MBS Logistics reported revenues of AED 870 million (EUR 205 million) in 2025 with industry margins, reflecting a diversified and asset-light business model, with core freight forwarding operations in Germany and Central Europe, and an established network across China, Vietnam and the USA.

AD Ports Group Further Consolidates its Global Logistics Platform with the Acquisition of MBS Logistics

The move builds on strong foundations and a global network established by Noatum Logistics, the Group’s logistics arm. Under the leadership of Jochen Thewes, the recently appointed CEO of its Logistics Cluster, the Group is pursuing an expansion strategy that combines organic growth with targeted, value accretive acquisitions.

The addition of MBS Logistics provides an important entry point into the vital Central European market through its well‑established network across key German multimodal logistics hubs, while broadening the Group’s trade lane offering. The combination increases network density and unlocks meaningful revenue and cost synergies through cross‑selling opportunities, greater procurement scale, and improved cost efficiency by managing shipments within the combined network. 

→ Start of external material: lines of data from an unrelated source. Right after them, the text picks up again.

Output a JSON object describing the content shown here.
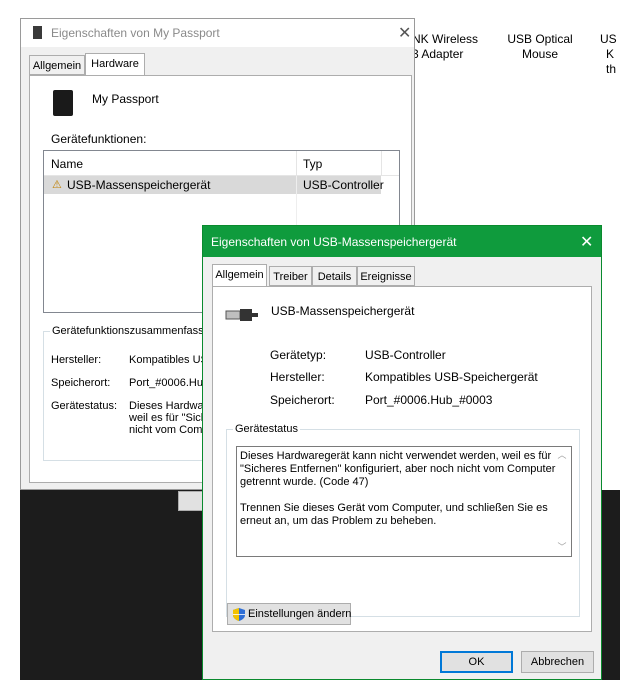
{
  "background": {
    "devices": [
      {
        "label_line1": "NK Wireless",
        "label_line2": "3 Adapter"
      },
      {
        "label_line1": "USB Optical",
        "label_line2": "Mouse"
      },
      {
        "label_line1": "US",
        "label_line2": "K",
        "label_line3": "th"
      }
    ]
  },
  "back_window": {
    "title": "Eigenschaften von My Passport",
    "tabs": [
      "Allgemein",
      "Hardware"
    ],
    "active_tab": "Hardware",
    "device_name": "My Passport",
    "functions_label": "Gerätefunktionen:",
    "columns": [
      "Name",
      "Typ"
    ],
    "rows": [
      {
        "name": "USB-Massenspeichergerät",
        "type": "USB-Controller"
      }
    ],
    "summary_title": "Gerätefunktionszusammenfassung",
    "summary": {
      "manufacturer_label": "Hersteller:",
      "manufacturer_value": "Kompatibles USB",
      "location_label": "Speicherort:",
      "location_value": "Port_#0006.Hub",
      "status_label": "Gerätestatus:",
      "status_line1": "Dieses Hardwa",
      "status_line2": "weil es für \"Siche",
      "status_line3": "nicht vom Comp"
    }
  },
  "front_window": {
    "title": "Eigenschaften von USB-Massenspeichergerät",
    "tabs": [
      "Allgemein",
      "Treiber",
      "Details",
      "Ereignisse"
    ],
    "active_tab": "Allgemein",
    "device_name": "USB-Massenspeichergerät",
    "props": {
      "type_label": "Gerätetyp:",
      "type_value": "USB-Controller",
      "manufacturer_label": "Hersteller:",
      "manufacturer_value": "Kompatibles USB-Speichergerät",
      "location_label": "Speicherort:",
      "location_value": "Port_#0006.Hub_#0003"
    },
    "status_group_title": "Gerätestatus",
    "status_line1": "Dieses Hardwaregerät kann nicht verwendet werden, weil es für",
    "status_line2": "\"Sicheres Entfernen\" konfiguriert, aber noch nicht vom Computer",
    "status_line3": "getrennt wurde. (Code 47)",
    "status_line4": "Trennen Sie dieses Gerät vom Computer, und schließen Sie es",
    "status_line5": "erneut an, um das Problem zu beheben.",
    "change_settings_button": "Einstellungen ändern",
    "ok_button": "OK",
    "cancel_button": "Abbrechen"
  },
  "colors": {
    "front_titlebar": "#0f9b3d",
    "selection_row": "#d9d9d9",
    "default_button_border": "#0078d7"
  }
}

Jochen Thewes, CEO of the Logistics Cluster, AD Ports Group, said: “Bringing MBS Logistics into our ecosystem is the right move at the right time, especially as markets seek greater connectivity and resilience in an evolving global trade and logistics landscape. It provides us with an established operating platform with deep expertise and immediate access to key Central European and global logistics corridors. As the world’s third‑largest trading economy, Germany offers a strong domestic base and plays a central role in trade with the world’s leading economies. Linking it to our wider network will help us capture greater volumes, drive more competitive rates, and deliver the reliability our clients expect. Ultimately, the combined strengths of both organisations will allow us to raise our game and compete more effectively for major global accounts.”

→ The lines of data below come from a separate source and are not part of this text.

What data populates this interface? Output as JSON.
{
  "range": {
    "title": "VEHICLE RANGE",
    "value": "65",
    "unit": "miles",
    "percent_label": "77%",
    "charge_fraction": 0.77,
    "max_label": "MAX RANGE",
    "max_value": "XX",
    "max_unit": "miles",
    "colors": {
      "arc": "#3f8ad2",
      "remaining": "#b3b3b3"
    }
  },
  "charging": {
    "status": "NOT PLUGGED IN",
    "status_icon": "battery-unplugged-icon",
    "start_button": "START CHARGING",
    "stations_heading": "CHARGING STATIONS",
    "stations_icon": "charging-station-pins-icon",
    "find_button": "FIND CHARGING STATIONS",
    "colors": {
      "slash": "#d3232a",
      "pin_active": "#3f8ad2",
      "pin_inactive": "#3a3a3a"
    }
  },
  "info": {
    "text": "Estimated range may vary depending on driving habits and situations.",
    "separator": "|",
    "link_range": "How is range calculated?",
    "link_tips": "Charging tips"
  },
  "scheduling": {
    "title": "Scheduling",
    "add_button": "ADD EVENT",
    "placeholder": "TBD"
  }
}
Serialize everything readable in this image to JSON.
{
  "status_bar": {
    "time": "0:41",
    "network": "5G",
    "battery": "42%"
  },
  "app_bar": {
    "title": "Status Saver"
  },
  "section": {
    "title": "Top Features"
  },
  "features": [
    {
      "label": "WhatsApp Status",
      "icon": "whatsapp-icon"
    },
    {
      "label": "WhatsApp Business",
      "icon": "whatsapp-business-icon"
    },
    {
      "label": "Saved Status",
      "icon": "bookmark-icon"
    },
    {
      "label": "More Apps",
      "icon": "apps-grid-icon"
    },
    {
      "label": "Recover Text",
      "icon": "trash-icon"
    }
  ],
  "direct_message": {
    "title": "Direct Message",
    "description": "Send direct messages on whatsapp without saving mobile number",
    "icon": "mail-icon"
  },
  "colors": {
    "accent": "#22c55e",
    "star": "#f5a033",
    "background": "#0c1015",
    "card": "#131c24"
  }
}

With close to forty years of industry experience, MBS Logistics adds to the Group a network of 26 offices worldwide and a global team of over 450 professionals. The addition greatly supplements Noatum Logistics’ network of over 80 own offices located across 26 countries, supported by a team of over 4,250 industry specialists. MBS Logistics’ core freight forwarding services span air, ocean, road and rail transport, complemented by contract logistics, project cargo, customs and compliance, and time-critical multimodal solutions.

The company serves a wide range of industries including aerospace, automotive, apparel & footwear, retail & consumer goods, home furniture, e‑commerce, engineering, technology, FMCG, healthcare and several other key sectors. While aerospace represents a new segment for the Group, MBS Logistics’ exposure to the automotive sector across Central Europe enhances the Group’s logistics offering in an industry regarded as a key business driver.

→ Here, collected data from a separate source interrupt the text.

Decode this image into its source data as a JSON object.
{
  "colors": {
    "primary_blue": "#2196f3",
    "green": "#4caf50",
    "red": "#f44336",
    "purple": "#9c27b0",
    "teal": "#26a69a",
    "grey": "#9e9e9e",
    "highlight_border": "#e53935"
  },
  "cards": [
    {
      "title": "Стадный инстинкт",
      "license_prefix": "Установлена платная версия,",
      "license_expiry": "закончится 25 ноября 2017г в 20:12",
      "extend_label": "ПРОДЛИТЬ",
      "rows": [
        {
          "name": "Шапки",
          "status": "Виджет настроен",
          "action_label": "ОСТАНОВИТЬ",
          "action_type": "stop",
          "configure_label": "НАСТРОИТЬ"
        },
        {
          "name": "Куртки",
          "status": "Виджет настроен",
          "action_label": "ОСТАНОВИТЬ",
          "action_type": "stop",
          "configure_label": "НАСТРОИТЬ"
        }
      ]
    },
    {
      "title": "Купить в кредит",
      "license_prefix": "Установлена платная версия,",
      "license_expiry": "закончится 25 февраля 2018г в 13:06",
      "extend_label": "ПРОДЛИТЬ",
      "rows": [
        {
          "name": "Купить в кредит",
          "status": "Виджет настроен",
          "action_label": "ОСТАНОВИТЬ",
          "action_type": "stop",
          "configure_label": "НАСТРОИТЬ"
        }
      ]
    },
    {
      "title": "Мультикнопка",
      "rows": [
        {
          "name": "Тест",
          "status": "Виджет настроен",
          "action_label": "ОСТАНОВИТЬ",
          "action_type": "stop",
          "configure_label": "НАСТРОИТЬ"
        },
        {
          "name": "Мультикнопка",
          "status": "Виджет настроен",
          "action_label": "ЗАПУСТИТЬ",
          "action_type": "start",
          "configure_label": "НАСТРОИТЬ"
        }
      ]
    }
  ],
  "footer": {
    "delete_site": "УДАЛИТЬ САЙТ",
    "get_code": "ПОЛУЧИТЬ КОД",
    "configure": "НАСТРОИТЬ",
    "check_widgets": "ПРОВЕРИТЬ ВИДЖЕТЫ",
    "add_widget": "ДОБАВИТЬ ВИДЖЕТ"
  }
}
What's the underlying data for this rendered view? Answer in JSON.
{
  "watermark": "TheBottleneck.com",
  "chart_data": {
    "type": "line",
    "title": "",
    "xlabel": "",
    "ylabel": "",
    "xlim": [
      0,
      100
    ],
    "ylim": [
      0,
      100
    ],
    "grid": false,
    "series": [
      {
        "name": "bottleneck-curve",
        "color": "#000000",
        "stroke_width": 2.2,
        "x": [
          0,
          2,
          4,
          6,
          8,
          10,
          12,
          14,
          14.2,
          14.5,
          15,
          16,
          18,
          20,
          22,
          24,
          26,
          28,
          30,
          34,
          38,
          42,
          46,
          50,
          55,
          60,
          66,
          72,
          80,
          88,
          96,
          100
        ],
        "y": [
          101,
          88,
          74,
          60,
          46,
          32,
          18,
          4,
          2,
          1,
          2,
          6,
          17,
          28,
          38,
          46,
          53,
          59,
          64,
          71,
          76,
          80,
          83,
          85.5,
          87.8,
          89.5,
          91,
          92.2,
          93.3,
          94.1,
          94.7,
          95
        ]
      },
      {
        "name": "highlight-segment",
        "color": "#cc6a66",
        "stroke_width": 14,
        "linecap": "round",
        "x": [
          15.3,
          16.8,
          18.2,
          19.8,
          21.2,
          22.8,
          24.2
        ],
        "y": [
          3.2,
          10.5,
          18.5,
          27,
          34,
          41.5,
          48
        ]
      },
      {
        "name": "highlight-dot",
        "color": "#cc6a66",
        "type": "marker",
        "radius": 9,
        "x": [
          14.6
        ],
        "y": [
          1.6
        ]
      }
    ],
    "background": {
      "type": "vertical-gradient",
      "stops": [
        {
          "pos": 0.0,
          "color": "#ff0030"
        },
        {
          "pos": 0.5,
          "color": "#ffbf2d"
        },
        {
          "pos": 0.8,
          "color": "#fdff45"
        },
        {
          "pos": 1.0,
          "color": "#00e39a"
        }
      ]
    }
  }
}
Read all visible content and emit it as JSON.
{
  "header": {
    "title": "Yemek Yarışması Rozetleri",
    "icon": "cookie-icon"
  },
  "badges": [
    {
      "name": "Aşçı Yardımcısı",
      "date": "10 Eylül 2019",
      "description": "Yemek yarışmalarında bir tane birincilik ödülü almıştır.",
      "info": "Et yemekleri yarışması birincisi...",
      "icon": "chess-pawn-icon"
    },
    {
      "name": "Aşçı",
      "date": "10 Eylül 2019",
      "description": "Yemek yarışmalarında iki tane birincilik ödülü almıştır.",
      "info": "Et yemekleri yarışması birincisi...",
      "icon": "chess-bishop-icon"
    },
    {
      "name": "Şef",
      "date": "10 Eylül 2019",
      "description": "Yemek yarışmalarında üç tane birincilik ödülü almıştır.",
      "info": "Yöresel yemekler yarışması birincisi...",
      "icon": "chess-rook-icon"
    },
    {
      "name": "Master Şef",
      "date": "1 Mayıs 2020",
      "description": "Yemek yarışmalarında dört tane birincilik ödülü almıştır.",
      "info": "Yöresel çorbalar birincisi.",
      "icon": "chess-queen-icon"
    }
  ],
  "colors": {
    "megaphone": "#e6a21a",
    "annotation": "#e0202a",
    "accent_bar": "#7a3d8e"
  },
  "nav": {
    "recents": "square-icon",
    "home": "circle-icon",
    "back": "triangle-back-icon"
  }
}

Its core freight‑forwarding operations are anchored in Germany, giving the Group immediate access to major European logistics hubs. The country’s position as a key European and global logistics gateway provides a strong platform for further expansion across continental Europe, including the Nordics, BENELUX, Switzerland and Eastern Europe.

In addition, MBS Logistics’ presence across China and Vietnam further enhances the Group’s ability to manage greater cargo volumes on Europe-Asia and Trans-Pacific routes. It also operates offices on the USA’s eastern seaboard, furthering connectivity along Trans-Atlantic trade lanes.

Completion of the acquisition is subject to EU regulatory approvals and is expected to close in H2 2026.